Le fonctionnement interne du "canon" du Tractus du Requiem de Johannes Ockeghem
L'extrait que nous
analysons est la première moitié du Tractus du Requiem de
Johannes Ockeghem. Ockeghem est né en Flandre vers 1420 et mort
à Tours en 1497, après avoir été le maître
de chapelle des rois de France Charles VII, Louis XI et Charles VIII.
Il est interprété
par l'Ensemble Organum sous la direction de Marcel Pérès.
[édité
chez Harmonia Mundi dans un disque intitulé
"Ockeghem - Requiem". Numéro de catalogue HMC
901441
accès à sa présentation sur le site d'Harmonia Mundi]
[piste 16 du disque
6 du coffret "Les Très Riches Heures", minutage spécialement analysé : de 0 à 3'26]
À défaut d'en disposer, vous pouvez écouter l'extrait ici ou là
ou encore ici :
Pour les personnes
qui n'ont pas à leur disposition ce coffret d'Harmonia Mundi, mais
qui ont accès à celui édité par Naxos intitulé
"du Moyen Age à la Renaissance" [Réf. 8
550 309], il est signalé que les développements
qui suivent valent mot pour mot pour la fin du Gloria de la "Missa L'homme
armé" de Guillaume Dufay (vers 1400 - 1474), qu'ils trouveront sur
la piste 3 du disque Réf 8.553087 qui se trouve dans ce coffret
[minutage 4'15 à 6'57]. Ce disque peut
aussi être acheté indépendamment du coffret, l'interprétation
en est de l'Oxford Camera, sous la direction de Jeremy Summerly.
À défaut d'en disposer, vous pouvez écouter l'extrait ici
ou encore ici :
Quand commence le Tractus,
progressivement les voix se décalent, et bientôt s'installe
la structure caractéristique d'un "canon". Un canon est la répétition
décalée d'une même mélodie, tel qu'on le fait
par exemple d'habitude lorsque l'on chante "Frère Jacques". Les
premiers exemples de canons connus nous sont parvenus de l'Angleterre du
XIIIème siècle, mais l'apogée de cette technique se
situe vers la fin du XVème siècle, notamment avec Josquin
des Prés (vers 1440 - 1521 ou 1524) qui réalisa même
sa messe "Ad Fugam" entièrement en canon.
Le canon - aussi appelé
"imitation", ou "imitation en canon" - apparaît donc comme
une forme qui traduit spécialement bien les relations que les musiciens
du XVème siècle cherchaient à faire entendre.
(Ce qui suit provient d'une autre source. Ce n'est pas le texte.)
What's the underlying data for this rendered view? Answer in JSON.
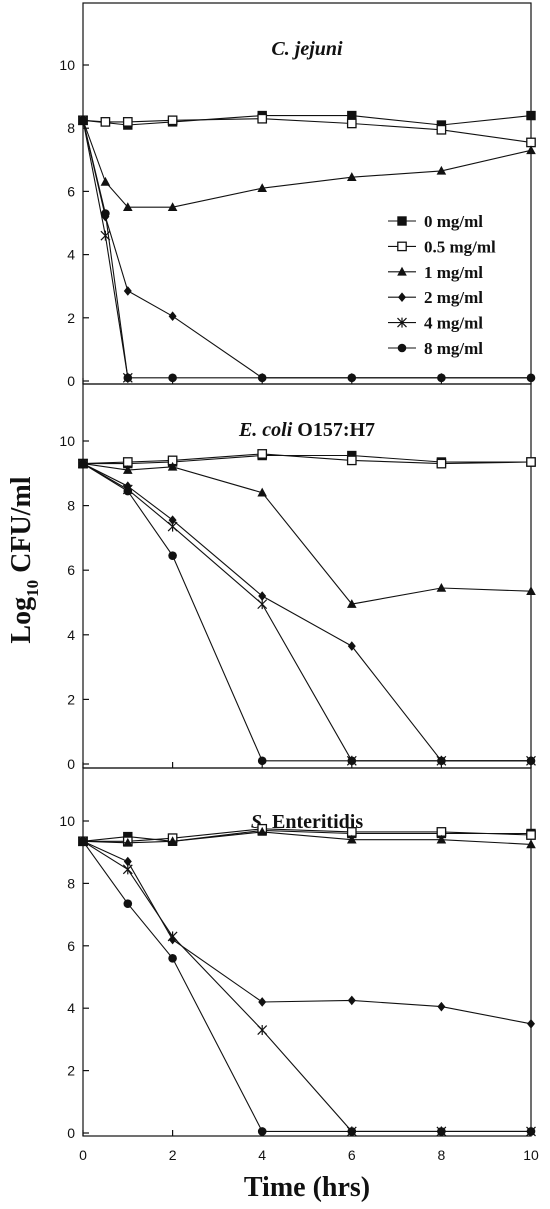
{
  "chart_data": {
    "type": "line",
    "ylabel": "Log10 CFU/ml",
    "ylabel_main": "Log",
    "ylabel_sub": "10",
    "ylabel_rest": " CFU/ml",
    "xlabel": "Time (hrs)",
    "xlim": [
      0,
      10
    ],
    "ylim": [
      0,
      11.2
    ],
    "x_ticks": [
      "0",
      "2",
      "4",
      "6",
      "8",
      "10"
    ],
    "y_ticks": [
      "0",
      "2",
      "4",
      "6",
      "8",
      "10"
    ],
    "legend_position": "right, in top panel",
    "grid": false,
    "legend": [
      {
        "name": "0 mg/ml",
        "marker": "square-filled"
      },
      {
        "name": "0.5 mg/ml",
        "marker": "square-open"
      },
      {
        "name": "1 mg/ml",
        "marker": "triangle"
      },
      {
        "name": "2 mg/ml",
        "marker": "diamond"
      },
      {
        "name": "4 mg/ml",
        "marker": "star"
      },
      {
        "name": "8 mg/ml",
        "marker": "circle"
      }
    ],
    "panels": [
      {
        "title_italic": "C. jejuni",
        "title_rest": "",
        "series": [
          {
            "name": "0 mg/ml",
            "marker": "square-filled",
            "x": [
              0,
              1,
              2,
              4,
              6,
              8,
              10
            ],
            "y": [
              8.25,
              8.1,
              8.2,
              8.4,
              8.4,
              8.1,
              8.4
            ]
          },
          {
            "name": "0.5 mg/ml",
            "marker": "square-open",
            "x": [
              0,
              0.5,
              1,
              2,
              4,
              6,
              8,
              10
            ],
            "y": [
              8.25,
              8.2,
              8.2,
              8.25,
              8.3,
              8.15,
              7.95,
              7.55
            ]
          },
          {
            "name": "1 mg/ml",
            "marker": "triangle",
            "x": [
              0,
              0.5,
              1,
              2,
              4,
              6,
              8,
              10
            ],
            "y": [
              8.25,
              6.3,
              5.5,
              5.5,
              6.1,
              6.45,
              6.65,
              7.3
            ]
          },
          {
            "name": "2 mg/ml",
            "marker": "diamond",
            "x": [
              0,
              0.5,
              1,
              2,
              4,
              6,
              8,
              10
            ],
            "y": [
              8.25,
              5.2,
              2.85,
              2.05,
              0.1,
              0.1,
              0.1,
              0.1
            ]
          },
          {
            "name": "4 mg/ml",
            "marker": "star",
            "x": [
              0,
              0.5,
              1
            ],
            "y": [
              8.25,
              4.6,
              0.1
            ]
          },
          {
            "name": "8 mg/ml",
            "marker": "circle",
            "x": [
              0,
              0.5,
              1,
              2,
              4,
              6,
              8,
              10
            ],
            "y": [
              8.25,
              5.3,
              0.1,
              0.1,
              0.1,
              0.1,
              0.1,
              0.1
            ]
          }
        ]
      },
      {
        "title_italic": "E. coli",
        "title_rest": " O157:H7",
        "series": [
          {
            "name": "0 mg/ml",
            "marker": "square-filled",
            "x": [
              0,
              1,
              2,
              4,
              6,
              8,
              10
            ],
            "y": [
              9.3,
              9.3,
              9.35,
              9.55,
              9.55,
              9.35,
              9.35
            ]
          },
          {
            "name": "0.5 mg/ml",
            "marker": "square-open",
            "x": [
              0,
              1,
              2,
              4,
              6,
              8,
              10
            ],
            "y": [
              9.3,
              9.35,
              9.4,
              9.6,
              9.4,
              9.3,
              9.35
            ]
          },
          {
            "name": "1 mg/ml",
            "marker": "triangle",
            "x": [
              0,
              1,
              2,
              4,
              6,
              8,
              10
            ],
            "y": [
              9.3,
              9.1,
              9.2,
              8.4,
              4.95,
              5.45,
              5.35
            ]
          },
          {
            "name": "2 mg/ml",
            "marker": "diamond",
            "x": [
              0,
              1,
              2,
              4,
              6,
              8,
              10
            ],
            "y": [
              9.3,
              8.6,
              7.55,
              5.2,
              3.65,
              0.1,
              0.1
            ]
          },
          {
            "name": "4 mg/ml",
            "marker": "star",
            "x": [
              0,
              1,
              2,
              4,
              6,
              8,
              10
            ],
            "y": [
              9.3,
              8.5,
              7.35,
              4.95,
              0.1,
              0.1,
              0.1
            ]
          },
          {
            "name": "8 mg/ml",
            "marker": "circle",
            "x": [
              0,
              1,
              2,
              4,
              6,
              8,
              10
            ],
            "y": [
              9.3,
              8.45,
              6.45,
              0.1,
              0.1,
              0.1,
              0.1
            ]
          }
        ]
      },
      {
        "title_italic": "S.",
        "title_rest": " Enteritidis",
        "series": [
          {
            "name": "0 mg/ml",
            "marker": "square-filled",
            "x": [
              0,
              1,
              2,
              4,
              6,
              8,
              10
            ],
            "y": [
              9.35,
              9.5,
              9.35,
              9.7,
              9.6,
              9.6,
              9.6
            ]
          },
          {
            "name": "0.5 mg/ml",
            "marker": "square-open",
            "x": [
              0,
              1,
              2,
              4,
              6,
              8,
              10
            ],
            "y": [
              9.35,
              9.35,
              9.45,
              9.75,
              9.65,
              9.65,
              9.55
            ]
          },
          {
            "name": "1 mg/ml",
            "marker": "triangle",
            "x": [
              0,
              1,
              2,
              4,
              6,
              8,
              10
            ],
            "y": [
              9.35,
              9.3,
              9.35,
              9.65,
              9.4,
              9.4,
              9.25
            ]
          },
          {
            "name": "2 mg/ml",
            "marker": "diamond",
            "x": [
              0,
              1,
              2,
              4,
              6,
              8,
              10
            ],
            "y": [
              9.35,
              8.7,
              6.2,
              4.2,
              4.25,
              4.05,
              3.5
            ]
          },
          {
            "name": "4 mg/ml",
            "marker": "star",
            "x": [
              0,
              1,
              2,
              4,
              6,
              8,
              10
            ],
            "y": [
              9.35,
              8.45,
              6.3,
              3.3,
              0.05,
              0.05,
              0.05
            ]
          },
          {
            "name": "8 mg/ml",
            "marker": "circle",
            "x": [
              0,
              1,
              2,
              4,
              6,
              8,
              10
            ],
            "y": [
              9.35,
              7.35,
              5.6,
              0.05,
              0.05,
              0.05,
              0.05
            ]
          }
        ]
      }
    ]
  }
}
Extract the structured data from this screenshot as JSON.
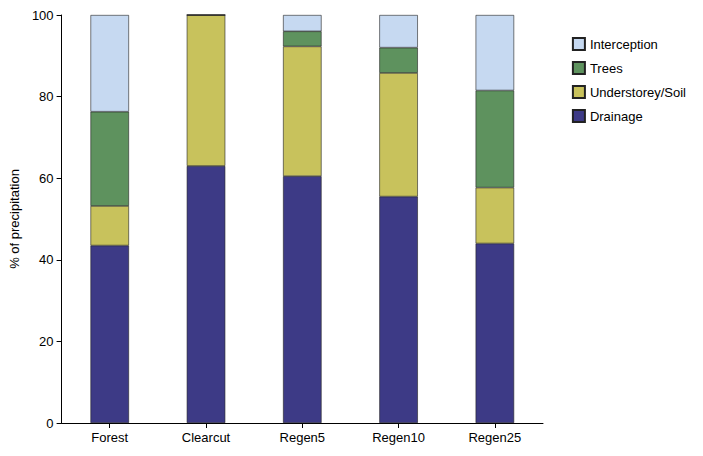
{
  "chart_data": {
    "type": "bar",
    "stacked": true,
    "legend": "right",
    "grid": false,
    "y_label": "% of precipitation",
    "categories": [
      "Forest",
      "Clearcut",
      "Regen5",
      "Regen10",
      "Regen25"
    ],
    "series": [
      {
        "name": "Drainage",
        "color": "#3d3a86",
        "values": [
          43.5,
          63,
          60.5,
          55.5,
          44
        ]
      },
      {
        "name": "Understorey/Soil",
        "color": "#c8c25c",
        "values": [
          9.7,
          37,
          31.8,
          30.3,
          13.7
        ]
      },
      {
        "name": "Trees",
        "color": "#5e925e",
        "values": [
          23.1,
          0,
          3.7,
          6.2,
          23.8
        ]
      },
      {
        "name": "Interception",
        "color": "#c6d9f1",
        "values": [
          23.7,
          0,
          4,
          8,
          18.5
        ]
      }
    ],
    "ylim": [
      0,
      100
    ],
    "yticks": [
      0,
      20,
      40,
      60,
      80,
      100
    ]
  }
}
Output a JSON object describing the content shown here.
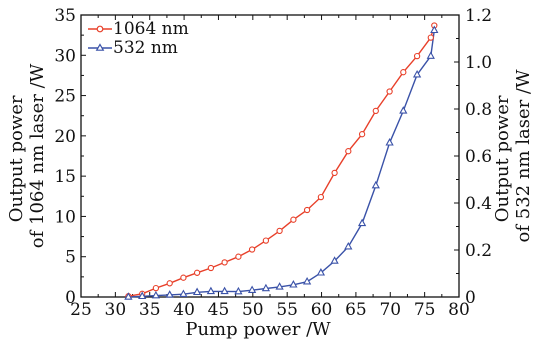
{
  "chart_data": {
    "type": "line",
    "xlabel": "Pump power /W",
    "ylabel_left": [
      "Output power",
      "of 1064 nm laser /W"
    ],
    "ylabel_right": [
      "Output power",
      "of 532 nm laser /W"
    ],
    "xlim": [
      25,
      80
    ],
    "ylim_left": [
      0,
      35
    ],
    "ylim_right": [
      0,
      1.2
    ],
    "xticks": [
      25,
      30,
      35,
      40,
      45,
      50,
      55,
      60,
      65,
      70,
      75,
      80
    ],
    "yticks_left": [
      0,
      5,
      10,
      15,
      20,
      25,
      30,
      35
    ],
    "yticks_right": [
      0,
      0.2,
      0.4,
      0.6,
      0.8,
      1.0,
      1.2
    ],
    "yticks_right_labels": [
      "0",
      "0.2",
      "0.4",
      "0.6",
      "0.8",
      "1.0",
      "1.2"
    ],
    "grid": false,
    "legend_position": "top-left",
    "series": [
      {
        "name": "1064 nm",
        "axis": "left",
        "color": "#e8402a",
        "marker": "circle",
        "x": [
          31.9,
          33.9,
          35.9,
          37.9,
          39.9,
          41.9,
          43.9,
          45.9,
          47.9,
          49.9,
          51.9,
          53.9,
          55.9,
          57.9,
          59.9,
          61.9,
          63.9,
          65.9,
          67.9,
          69.9,
          71.9,
          73.9,
          75.9
        ],
        "values": [
          0.1,
          0.4,
          1.1,
          1.7,
          2.4,
          3.0,
          3.6,
          4.3,
          5.0,
          5.9,
          7.0,
          8.2,
          9.6,
          10.8,
          12.4,
          15.4,
          18.1,
          20.2,
          23.1,
          25.5,
          27.9,
          29.9,
          32.2
        ]
      },
      {
        "name": "532 nm",
        "axis": "right",
        "color": "#3a52a8",
        "marker": "triangle",
        "x": [
          31.9,
          33.9,
          35.9,
          37.9,
          39.9,
          41.9,
          43.9,
          45.9,
          47.9,
          49.9,
          51.9,
          53.9,
          55.9,
          57.9,
          59.9,
          61.9,
          63.9,
          65.9,
          67.9,
          69.9,
          71.9,
          73.9,
          75.9
        ],
        "values": [
          0.0,
          0.003,
          0.006,
          0.009,
          0.012,
          0.02,
          0.024,
          0.024,
          0.023,
          0.029,
          0.036,
          0.043,
          0.052,
          0.065,
          0.103,
          0.153,
          0.214,
          0.313,
          0.474,
          0.656,
          0.792,
          0.946,
          1.025
        ]
      }
    ],
    "endpoints": {
      "x": 76.4,
      "series_1064": 33.7,
      "series_532": 1.135
    }
  }
}
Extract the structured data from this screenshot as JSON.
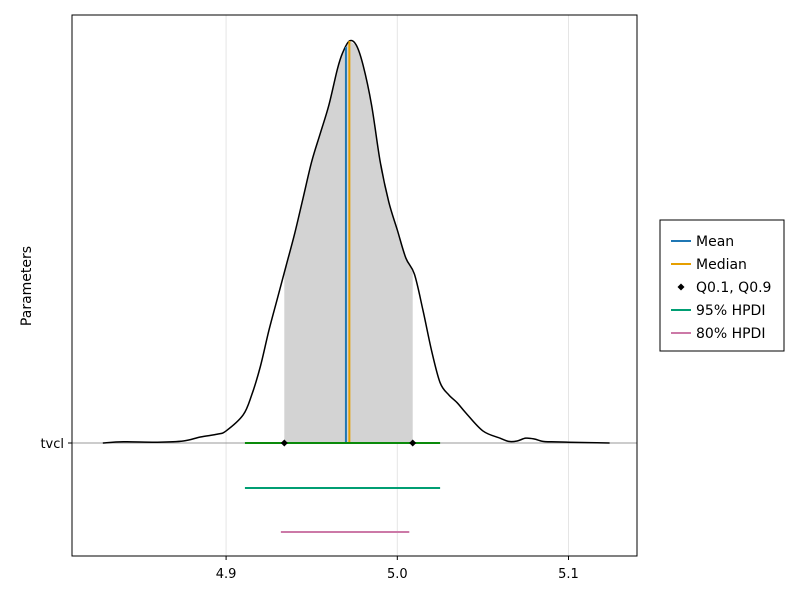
{
  "chart_data": {
    "type": "density",
    "title": "",
    "xlabel": "",
    "ylabel": "Parameters",
    "parameter": "tvcl",
    "xlim": [
      4.81,
      5.14
    ],
    "x_ticks": [
      4.9,
      5.0,
      5.1
    ],
    "x_tick_labels": [
      "4.9",
      "5.0",
      "5.1"
    ],
    "y_tick_labels": [
      "tvcl"
    ],
    "grid": true,
    "legend_position": "right",
    "legend": [
      {
        "label": "Mean",
        "color": "#1f77b4",
        "kind": "line"
      },
      {
        "label": "Median",
        "color": "#e69f00",
        "kind": "line"
      },
      {
        "label": "Q0.1, Q0.9",
        "color": "#000000",
        "kind": "marker"
      },
      {
        "label": "95% HPDI",
        "color": "#009e73",
        "kind": "line"
      },
      {
        "label": "80% HPDI",
        "color": "#cc79a7",
        "kind": "line"
      }
    ],
    "stats": {
      "mean": 4.97,
      "median": 4.972,
      "q10": 4.934,
      "q90": 5.009,
      "hpdi95": [
        4.911,
        5.025
      ],
      "hpdi80": [
        4.932,
        5.007
      ]
    },
    "density": {
      "x": [
        4.828,
        4.84,
        4.86,
        4.875,
        4.885,
        4.895,
        4.9,
        4.91,
        4.915,
        4.92,
        4.925,
        4.93,
        4.935,
        4.94,
        4.945,
        4.95,
        4.955,
        4.96,
        4.965,
        4.968,
        4.972,
        4.976,
        4.98,
        4.985,
        4.99,
        4.995,
        5.0,
        5.005,
        5.01,
        5.015,
        5.02,
        5.025,
        5.03,
        5.035,
        5.04,
        5.05,
        5.06,
        5.065,
        5.07,
        5.075,
        5.08,
        5.085,
        5.09,
        5.1,
        5.112,
        5.124
      ],
      "y": [
        0.0,
        0.003,
        0.002,
        0.005,
        0.015,
        0.022,
        0.03,
        0.07,
        0.12,
        0.19,
        0.28,
        0.36,
        0.44,
        0.52,
        0.61,
        0.7,
        0.77,
        0.84,
        0.93,
        0.97,
        1.0,
        0.99,
        0.94,
        0.84,
        0.7,
        0.6,
        0.53,
        0.46,
        0.42,
        0.33,
        0.23,
        0.15,
        0.12,
        0.1,
        0.075,
        0.03,
        0.012,
        0.004,
        0.005,
        0.012,
        0.01,
        0.004,
        0.003,
        0.002,
        0.001,
        0.0
      ]
    }
  }
}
Or,
qu'entend-on justement lorsqu'une même mélodie est répétée
en canon ?
- on perçoit
la même musique en deux temps décalés, ou même
d'avantage si le canon est à plus de deux voix. Pour bien suivre
et donc bien entendre chacune des mélodies, il faudrait pouvoir
oublier les autres, mais il faut entendre les autres précisément
pour pouvoir aussi les suivre. Cette écoute multiple simultanée
étant impossible, on est sans arrêt à prêter
de furtives attentions à chacune afin de voir comment l'ensemble
évolue. L'impression qui ressort de cette écoute est que
chaque mélodie suit librement un parcours indépendant qu'elle
ne partage pas avec les autres, et que pourtant ces diverses voix qui s'agitent
séparément restent en permanence coordonnées les unes
avec les autres pour générer ensemble cette texture commune
où elles se font échos. Cette façon de s'agiter ainsi
librement à plusieurs tout en restant coordonnés, correspond
parfaitement à la définition que l'on a donnée de
la traduction en musique du paradoxe "mouvement d'ensemble / autonomie".
Ainsi dans ce canon
d'Ockeghem se mélangent trois effets paradoxaux sans pourtant que
l'un puisse s'entendre indépendamment des autres, car ils s'organisent
dans une structure qui les satisfait tous les trois mais qu'aucun ne peut
faire à lui tout seul :
- le "mouvement d'ensemble
/ autonomie" permet que des voix différentes s'interpénètrent
de façon cohérente, mais il pourrait se contenter de cela,
sans obliger à ce que les mélodies qui s'interpénètrent
soient identiques. Cela ne gênerait pas son besoin d'autonomie que
les parcours entrelacés fassent des contorsions différentes.
- "l'entraîné
/ retenu" oblige lui à ce que cette cohérence voulue par
le paradoxe précédent s'incarne sous la forme d'un retour
régulier de la même chose. Mais lui aussi pourrait se contenter
de cela, sans pour autant que la structure n'ait la rigueur d'une "règle-kanôn"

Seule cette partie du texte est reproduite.